Por que a voz das mulheres ainda incomoda tanto? Por que ainda precisamos ser amordaçadas simbolicamente? Este temor desproporcional e quase irracional que muitos homens sentem a respeito das mulheres notáveis, que tem muitos outros atributos além da discrição, nos faz pensar seriamente que as mulheres realmente têm muito a dizer , a fazer e a transformar. Caso contrário o nosso silêncio não seria tão recompensado com elogios piegas e transas meia boca.

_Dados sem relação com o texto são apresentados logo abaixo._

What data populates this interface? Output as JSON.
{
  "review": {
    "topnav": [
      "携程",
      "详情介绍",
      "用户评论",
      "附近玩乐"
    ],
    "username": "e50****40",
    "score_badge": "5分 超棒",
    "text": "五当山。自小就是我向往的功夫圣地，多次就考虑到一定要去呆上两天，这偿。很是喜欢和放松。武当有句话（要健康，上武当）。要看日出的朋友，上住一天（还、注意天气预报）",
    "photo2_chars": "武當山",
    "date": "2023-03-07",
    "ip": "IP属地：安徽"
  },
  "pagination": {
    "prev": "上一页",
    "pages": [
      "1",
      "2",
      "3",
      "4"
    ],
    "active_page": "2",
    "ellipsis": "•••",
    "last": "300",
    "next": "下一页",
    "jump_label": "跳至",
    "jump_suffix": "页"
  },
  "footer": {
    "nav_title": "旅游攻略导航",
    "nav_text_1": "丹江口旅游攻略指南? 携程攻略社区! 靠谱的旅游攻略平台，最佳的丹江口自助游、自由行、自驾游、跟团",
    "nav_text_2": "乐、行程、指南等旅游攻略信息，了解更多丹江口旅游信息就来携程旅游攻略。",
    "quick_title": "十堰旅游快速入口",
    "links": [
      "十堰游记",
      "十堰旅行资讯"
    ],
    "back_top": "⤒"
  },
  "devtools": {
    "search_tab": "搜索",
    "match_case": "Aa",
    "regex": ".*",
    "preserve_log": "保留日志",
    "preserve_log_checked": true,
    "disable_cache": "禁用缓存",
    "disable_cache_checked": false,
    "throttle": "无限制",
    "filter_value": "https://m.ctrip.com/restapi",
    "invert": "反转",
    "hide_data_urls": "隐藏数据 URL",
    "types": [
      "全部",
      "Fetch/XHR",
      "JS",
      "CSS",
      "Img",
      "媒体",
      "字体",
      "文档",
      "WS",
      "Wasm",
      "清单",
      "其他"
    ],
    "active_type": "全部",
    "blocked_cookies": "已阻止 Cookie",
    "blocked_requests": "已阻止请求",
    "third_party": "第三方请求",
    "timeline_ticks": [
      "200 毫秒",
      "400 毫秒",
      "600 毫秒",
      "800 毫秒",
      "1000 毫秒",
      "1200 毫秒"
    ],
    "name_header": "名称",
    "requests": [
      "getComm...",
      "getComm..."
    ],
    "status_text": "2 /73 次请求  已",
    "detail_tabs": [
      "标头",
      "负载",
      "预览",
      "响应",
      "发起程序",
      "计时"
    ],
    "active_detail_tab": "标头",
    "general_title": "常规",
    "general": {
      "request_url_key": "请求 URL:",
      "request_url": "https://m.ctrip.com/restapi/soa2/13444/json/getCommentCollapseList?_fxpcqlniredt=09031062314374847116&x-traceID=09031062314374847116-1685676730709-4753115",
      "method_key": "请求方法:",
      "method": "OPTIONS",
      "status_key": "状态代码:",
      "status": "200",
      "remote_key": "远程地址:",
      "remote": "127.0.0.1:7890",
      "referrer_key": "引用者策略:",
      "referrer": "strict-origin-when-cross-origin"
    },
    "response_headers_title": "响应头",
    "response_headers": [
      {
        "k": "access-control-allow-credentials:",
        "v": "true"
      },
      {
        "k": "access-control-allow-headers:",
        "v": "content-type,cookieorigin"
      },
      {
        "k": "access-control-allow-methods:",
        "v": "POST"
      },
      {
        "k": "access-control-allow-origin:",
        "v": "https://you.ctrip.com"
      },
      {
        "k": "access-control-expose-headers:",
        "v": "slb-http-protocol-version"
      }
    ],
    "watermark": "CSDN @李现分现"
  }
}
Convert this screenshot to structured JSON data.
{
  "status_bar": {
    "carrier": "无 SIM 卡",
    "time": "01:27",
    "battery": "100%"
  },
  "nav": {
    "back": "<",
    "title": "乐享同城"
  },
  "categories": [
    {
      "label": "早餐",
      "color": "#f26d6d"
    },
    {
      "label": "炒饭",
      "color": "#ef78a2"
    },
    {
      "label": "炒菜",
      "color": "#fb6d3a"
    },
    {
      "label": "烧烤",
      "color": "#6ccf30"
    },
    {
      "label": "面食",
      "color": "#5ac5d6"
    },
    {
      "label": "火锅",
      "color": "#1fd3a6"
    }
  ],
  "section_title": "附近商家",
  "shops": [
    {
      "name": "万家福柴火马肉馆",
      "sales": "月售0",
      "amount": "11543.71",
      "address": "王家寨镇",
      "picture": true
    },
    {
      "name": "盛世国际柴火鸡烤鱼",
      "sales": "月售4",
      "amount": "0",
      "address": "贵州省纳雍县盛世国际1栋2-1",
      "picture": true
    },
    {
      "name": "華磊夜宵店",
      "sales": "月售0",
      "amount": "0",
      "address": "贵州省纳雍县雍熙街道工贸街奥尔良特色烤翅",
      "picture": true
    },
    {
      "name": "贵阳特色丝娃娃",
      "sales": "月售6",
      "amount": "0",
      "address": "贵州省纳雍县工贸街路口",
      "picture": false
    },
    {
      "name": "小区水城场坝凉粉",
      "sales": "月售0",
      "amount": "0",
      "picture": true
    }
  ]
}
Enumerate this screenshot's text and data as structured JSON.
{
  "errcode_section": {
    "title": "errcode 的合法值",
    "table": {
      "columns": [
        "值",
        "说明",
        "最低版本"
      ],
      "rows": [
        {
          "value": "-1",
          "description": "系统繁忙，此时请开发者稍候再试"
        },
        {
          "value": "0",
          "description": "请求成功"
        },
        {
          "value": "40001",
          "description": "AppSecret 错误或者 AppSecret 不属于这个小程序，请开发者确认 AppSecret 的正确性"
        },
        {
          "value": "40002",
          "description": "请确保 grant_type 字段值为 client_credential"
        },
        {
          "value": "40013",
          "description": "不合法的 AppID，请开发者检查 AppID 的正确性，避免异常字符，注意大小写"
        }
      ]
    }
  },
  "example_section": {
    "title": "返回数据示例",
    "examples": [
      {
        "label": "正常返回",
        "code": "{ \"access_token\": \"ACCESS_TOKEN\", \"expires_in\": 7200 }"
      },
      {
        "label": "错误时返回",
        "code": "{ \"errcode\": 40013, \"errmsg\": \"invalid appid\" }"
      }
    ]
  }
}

Obviamente , existem homens capazes de se deslumbrar com a nossa luz e beber dela numa deliciosa dança erótica em que ambas as partes crescem e brilham juntas. Muitas vezes, socialmente falando, os homens considerados mais fragilizados são os mais poderosos porque não se deixam intimidar pelas mulheres fortes. Ao contrário. Ao invés de oprimi-las ou fugir delas, as enfrentam e as admiram ou as amam loucamente. Conversam de igual para igual. Chamam para sair. As transformam em suas parceiras afetivas ou grandes amigas.
Sim, meninas. Deveríamos ser mais feiticeiras do que princesas. Deveríamos gastar menos tempo decorando o que podemos e o que não podemos fazer para agradar nossos parceiros e investir o nosso ouro naquilo que sabemos fazer de melhor: revolucionar.